I'm trying to program an NI E series card to perform some analog output
at a very high frequency and seem to be running into unexplainable
problems, maybe you can answer the below question or forward it to
someone who might know?
I need to produce some very high frequency sounds, > 22KHz, and
would like to produce them at a sample rate well above Nyquist.
The E Series National Instruments card I working with begins to
malfunction when supplied with a high sample rate as a
parameter, but when given a low sample rate, say 24KHz, it works just
fine. The card is advertised as being able to sample at 200KHz.
I am using the exact algorithm as supplied in the manual:
WFM_Scale
WFM_Load
WFM_Rate(24000, ....... <---- here is where I supply my sample rate
WFM_ClockRate
WFM_Group_Control
I don't get any errors or crashes. A sample rate less than 24000 works fine, anything greater and it appears as if the card fails to output all the points in its buffer.
I can do this after WFM_Group_Control returns (which it does immediately as it is asynchronous) :
while(!wfmStopped)
WFM_Check(..... &pointsDone)
cout << pointsDone
I will always get a random number of points returned.
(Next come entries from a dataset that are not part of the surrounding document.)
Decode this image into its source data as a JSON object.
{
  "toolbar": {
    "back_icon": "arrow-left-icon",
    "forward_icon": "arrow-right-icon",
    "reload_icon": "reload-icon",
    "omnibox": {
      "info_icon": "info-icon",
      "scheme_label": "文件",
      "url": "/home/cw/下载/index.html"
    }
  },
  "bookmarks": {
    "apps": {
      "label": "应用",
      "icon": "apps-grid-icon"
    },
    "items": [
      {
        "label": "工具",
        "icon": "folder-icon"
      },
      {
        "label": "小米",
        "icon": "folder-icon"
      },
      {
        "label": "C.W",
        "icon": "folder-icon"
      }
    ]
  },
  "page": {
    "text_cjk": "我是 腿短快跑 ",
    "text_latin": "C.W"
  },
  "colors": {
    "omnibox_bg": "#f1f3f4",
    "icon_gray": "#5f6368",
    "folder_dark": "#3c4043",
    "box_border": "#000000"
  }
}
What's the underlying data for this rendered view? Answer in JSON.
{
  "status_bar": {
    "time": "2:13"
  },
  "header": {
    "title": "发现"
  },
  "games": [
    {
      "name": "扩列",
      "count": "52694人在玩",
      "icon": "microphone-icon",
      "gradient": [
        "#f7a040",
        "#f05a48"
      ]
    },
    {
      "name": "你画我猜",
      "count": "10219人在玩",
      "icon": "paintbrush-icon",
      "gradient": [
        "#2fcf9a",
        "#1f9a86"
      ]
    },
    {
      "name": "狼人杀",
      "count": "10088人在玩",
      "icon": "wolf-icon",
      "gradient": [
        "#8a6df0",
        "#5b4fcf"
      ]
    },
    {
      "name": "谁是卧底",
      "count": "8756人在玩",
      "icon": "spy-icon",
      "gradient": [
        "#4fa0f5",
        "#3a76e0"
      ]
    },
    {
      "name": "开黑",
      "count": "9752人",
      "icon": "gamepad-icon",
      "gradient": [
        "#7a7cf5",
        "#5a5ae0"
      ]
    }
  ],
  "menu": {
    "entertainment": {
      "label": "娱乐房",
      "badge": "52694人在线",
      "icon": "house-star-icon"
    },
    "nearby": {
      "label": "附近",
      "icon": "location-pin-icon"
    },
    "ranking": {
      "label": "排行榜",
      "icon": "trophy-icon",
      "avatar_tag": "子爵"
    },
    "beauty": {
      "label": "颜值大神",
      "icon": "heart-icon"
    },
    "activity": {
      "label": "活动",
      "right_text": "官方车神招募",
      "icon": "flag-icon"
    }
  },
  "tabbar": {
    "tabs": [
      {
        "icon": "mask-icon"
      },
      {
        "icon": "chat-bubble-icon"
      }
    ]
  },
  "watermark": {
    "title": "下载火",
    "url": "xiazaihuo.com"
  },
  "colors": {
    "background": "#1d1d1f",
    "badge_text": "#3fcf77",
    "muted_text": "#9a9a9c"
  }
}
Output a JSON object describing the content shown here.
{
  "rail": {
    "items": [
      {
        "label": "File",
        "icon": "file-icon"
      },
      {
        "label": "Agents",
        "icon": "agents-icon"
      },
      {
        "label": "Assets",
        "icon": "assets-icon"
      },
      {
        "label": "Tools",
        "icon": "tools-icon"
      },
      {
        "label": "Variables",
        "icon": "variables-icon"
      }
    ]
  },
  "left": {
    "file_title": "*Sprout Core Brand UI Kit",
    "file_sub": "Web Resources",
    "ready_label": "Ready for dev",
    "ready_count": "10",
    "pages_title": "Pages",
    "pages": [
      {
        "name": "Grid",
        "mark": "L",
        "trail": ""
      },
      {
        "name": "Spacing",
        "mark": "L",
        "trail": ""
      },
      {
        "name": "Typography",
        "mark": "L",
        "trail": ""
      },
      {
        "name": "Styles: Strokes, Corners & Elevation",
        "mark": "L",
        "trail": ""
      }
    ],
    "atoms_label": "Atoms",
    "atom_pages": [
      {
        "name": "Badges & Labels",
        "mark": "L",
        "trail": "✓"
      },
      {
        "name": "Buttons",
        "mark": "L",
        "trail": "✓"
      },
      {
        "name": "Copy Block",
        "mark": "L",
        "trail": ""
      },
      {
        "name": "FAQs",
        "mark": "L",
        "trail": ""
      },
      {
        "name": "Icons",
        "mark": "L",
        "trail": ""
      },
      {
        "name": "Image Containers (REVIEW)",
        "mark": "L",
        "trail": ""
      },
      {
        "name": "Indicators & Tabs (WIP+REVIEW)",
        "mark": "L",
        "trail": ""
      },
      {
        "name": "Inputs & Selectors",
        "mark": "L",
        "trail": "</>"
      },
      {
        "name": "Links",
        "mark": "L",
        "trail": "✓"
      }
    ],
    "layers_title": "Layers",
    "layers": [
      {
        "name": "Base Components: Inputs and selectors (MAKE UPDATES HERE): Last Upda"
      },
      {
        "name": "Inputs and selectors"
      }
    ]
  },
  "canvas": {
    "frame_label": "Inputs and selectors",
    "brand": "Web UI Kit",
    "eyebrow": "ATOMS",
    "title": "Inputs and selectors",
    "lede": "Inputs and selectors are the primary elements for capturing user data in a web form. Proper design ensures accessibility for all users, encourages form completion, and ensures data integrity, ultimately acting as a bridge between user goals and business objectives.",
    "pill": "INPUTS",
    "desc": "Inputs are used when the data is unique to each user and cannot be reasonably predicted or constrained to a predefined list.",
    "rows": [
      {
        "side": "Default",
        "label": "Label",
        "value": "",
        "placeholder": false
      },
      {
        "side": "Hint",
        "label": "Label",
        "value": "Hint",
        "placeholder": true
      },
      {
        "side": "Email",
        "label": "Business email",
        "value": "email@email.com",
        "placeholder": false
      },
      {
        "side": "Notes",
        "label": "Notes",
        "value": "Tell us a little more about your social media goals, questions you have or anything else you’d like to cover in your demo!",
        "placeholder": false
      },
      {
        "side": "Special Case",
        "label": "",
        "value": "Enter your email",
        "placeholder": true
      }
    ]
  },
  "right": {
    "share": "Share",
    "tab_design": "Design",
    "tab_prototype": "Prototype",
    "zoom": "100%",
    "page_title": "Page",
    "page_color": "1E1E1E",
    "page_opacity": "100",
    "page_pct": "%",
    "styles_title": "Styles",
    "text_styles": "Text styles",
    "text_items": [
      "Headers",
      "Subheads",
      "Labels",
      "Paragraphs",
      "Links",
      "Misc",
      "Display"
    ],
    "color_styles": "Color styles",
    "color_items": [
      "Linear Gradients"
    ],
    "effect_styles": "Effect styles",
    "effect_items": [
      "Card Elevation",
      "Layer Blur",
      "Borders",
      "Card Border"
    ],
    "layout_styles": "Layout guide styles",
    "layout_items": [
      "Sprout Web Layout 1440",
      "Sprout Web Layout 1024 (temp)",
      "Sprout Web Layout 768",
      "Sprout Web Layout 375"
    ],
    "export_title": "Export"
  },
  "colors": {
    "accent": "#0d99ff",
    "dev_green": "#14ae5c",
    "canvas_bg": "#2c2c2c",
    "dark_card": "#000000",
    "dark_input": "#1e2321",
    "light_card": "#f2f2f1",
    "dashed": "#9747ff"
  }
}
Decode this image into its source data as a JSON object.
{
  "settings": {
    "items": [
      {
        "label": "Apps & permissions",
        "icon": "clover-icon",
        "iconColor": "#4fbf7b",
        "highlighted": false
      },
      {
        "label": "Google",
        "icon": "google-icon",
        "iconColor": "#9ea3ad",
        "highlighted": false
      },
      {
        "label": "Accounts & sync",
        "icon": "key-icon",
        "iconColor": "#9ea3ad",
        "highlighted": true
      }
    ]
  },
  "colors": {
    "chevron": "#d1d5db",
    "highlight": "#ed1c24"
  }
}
Measuring on a scope I see that the waveform is very short and always a random length/duration.
I believe the card is simply failing to complete the operation.
I traced the WFM_Rate function under different sample rate conditions, examing the return values for the UpdateTB and UpdateInt variables. I could confirm that the appropriate values required for using a faster clock were indeed set. So I don't know what else to do from here except buy a different AD card from another vendor.
Any help would be greatly appreciated.